Ritornando alle frasi comparse stamattina sui muri di Locri, il procuratore della Repubblica di Reggio Calabria , Federico Cafiero de Raho, non ha dubbi: “Una scritta di questo tipo corrisponde esattamente alla strategia della ‘ndrangheta che vuole addossare ad altri l’assenza di lavoro. Il lavoro manca perché la ‘ndrangheta impedisce alle imprese di investire. Perché ogni volta che arriva un’impresa, questa viene costretta a subire condizionamenti e pressioni soprattutto economiche. Un esempio? L’impresa che stava ristrutturando i locali della Corte d’Appello. È fuggita all’improvviso. È in questo modo che la ‘ndrangheta toglie il lavoro”.

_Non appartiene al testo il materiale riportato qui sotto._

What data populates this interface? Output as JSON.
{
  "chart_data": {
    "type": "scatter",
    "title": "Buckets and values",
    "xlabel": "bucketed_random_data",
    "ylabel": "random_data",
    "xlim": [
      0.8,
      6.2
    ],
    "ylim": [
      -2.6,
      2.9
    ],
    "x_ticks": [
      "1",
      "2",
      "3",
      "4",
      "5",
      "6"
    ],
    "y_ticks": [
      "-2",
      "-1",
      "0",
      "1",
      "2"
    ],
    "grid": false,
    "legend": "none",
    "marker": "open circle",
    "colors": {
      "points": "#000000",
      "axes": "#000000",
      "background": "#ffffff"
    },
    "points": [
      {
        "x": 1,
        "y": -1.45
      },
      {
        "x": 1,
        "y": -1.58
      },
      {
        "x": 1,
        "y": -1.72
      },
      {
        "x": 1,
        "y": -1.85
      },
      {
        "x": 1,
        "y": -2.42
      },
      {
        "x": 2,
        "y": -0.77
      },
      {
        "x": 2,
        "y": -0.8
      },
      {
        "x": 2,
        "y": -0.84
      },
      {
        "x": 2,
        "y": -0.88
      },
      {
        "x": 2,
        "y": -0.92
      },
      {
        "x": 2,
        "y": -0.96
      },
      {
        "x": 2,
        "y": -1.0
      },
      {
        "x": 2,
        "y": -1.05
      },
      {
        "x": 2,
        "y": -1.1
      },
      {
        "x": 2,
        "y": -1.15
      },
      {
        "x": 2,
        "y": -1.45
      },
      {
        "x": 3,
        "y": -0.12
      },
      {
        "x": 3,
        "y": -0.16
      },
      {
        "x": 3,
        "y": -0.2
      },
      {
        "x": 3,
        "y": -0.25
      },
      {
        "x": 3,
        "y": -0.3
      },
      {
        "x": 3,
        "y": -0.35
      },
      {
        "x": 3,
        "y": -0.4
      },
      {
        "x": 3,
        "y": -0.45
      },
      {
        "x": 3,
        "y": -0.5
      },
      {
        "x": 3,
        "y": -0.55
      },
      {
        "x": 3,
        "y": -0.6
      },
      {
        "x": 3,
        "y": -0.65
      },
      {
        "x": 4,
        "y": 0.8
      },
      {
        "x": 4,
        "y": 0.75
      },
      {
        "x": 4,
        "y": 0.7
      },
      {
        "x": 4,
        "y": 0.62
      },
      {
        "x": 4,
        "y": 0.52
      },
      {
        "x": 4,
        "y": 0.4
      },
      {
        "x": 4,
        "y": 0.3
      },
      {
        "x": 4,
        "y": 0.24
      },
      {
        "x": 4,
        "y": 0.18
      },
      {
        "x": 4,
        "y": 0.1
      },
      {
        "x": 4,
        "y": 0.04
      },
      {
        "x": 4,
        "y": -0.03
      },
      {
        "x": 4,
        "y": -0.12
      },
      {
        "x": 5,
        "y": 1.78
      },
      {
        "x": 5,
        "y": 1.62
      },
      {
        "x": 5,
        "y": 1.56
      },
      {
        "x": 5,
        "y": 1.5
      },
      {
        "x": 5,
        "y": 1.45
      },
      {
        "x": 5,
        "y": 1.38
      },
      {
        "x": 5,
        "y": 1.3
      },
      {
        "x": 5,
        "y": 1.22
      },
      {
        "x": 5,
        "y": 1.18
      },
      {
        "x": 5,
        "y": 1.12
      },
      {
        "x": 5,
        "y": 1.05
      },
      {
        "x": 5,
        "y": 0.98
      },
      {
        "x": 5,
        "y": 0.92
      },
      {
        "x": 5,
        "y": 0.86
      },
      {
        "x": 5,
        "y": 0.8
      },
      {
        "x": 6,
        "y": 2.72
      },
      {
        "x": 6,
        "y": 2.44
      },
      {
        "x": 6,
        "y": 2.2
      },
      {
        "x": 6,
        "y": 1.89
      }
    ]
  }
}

Sul punto De Raho non accetta discussioni: “Smettiamola di dire cose di questo tipo. Chi le scrive quelle frasi è funzionale agli interessi della ‘ndrangheta, non agli interessi delle persone che vogliono lavorare. La denuncia contro la ‘ndrangheta forse creerà occasioni di lavoro consentendo alle imprese di investire e tornare sul territorio, cosa che oggi non fanno”.
Intanto le scritte sono state cancellate e il sindaco di Locri, Giovanni Calabrese, le ha fatte sostituire con uno striscione dell’amministrazione comunale. “Orgogliosamente sbirri per il cambiamento” c’è scritto fuori dal palazzo del comune. “Condanniamo in modo netto e chiaro – afferma Calabrese – il gesto che qualche deficiente ha portato avanti questa notte imbrattando i muri della città contro don Ciotti e le iniziative di Libera. Quelle scritte sono l’ennesima mortificazione per Locri, dopo che ieri si è parlato in termini positivi della città con un’accoglienza civile del presidente della Repubblica. Questi barbari vogliono mettere in ginocchio Locri. Non lo accettiamo. Noi siamo la Magna Grecia”.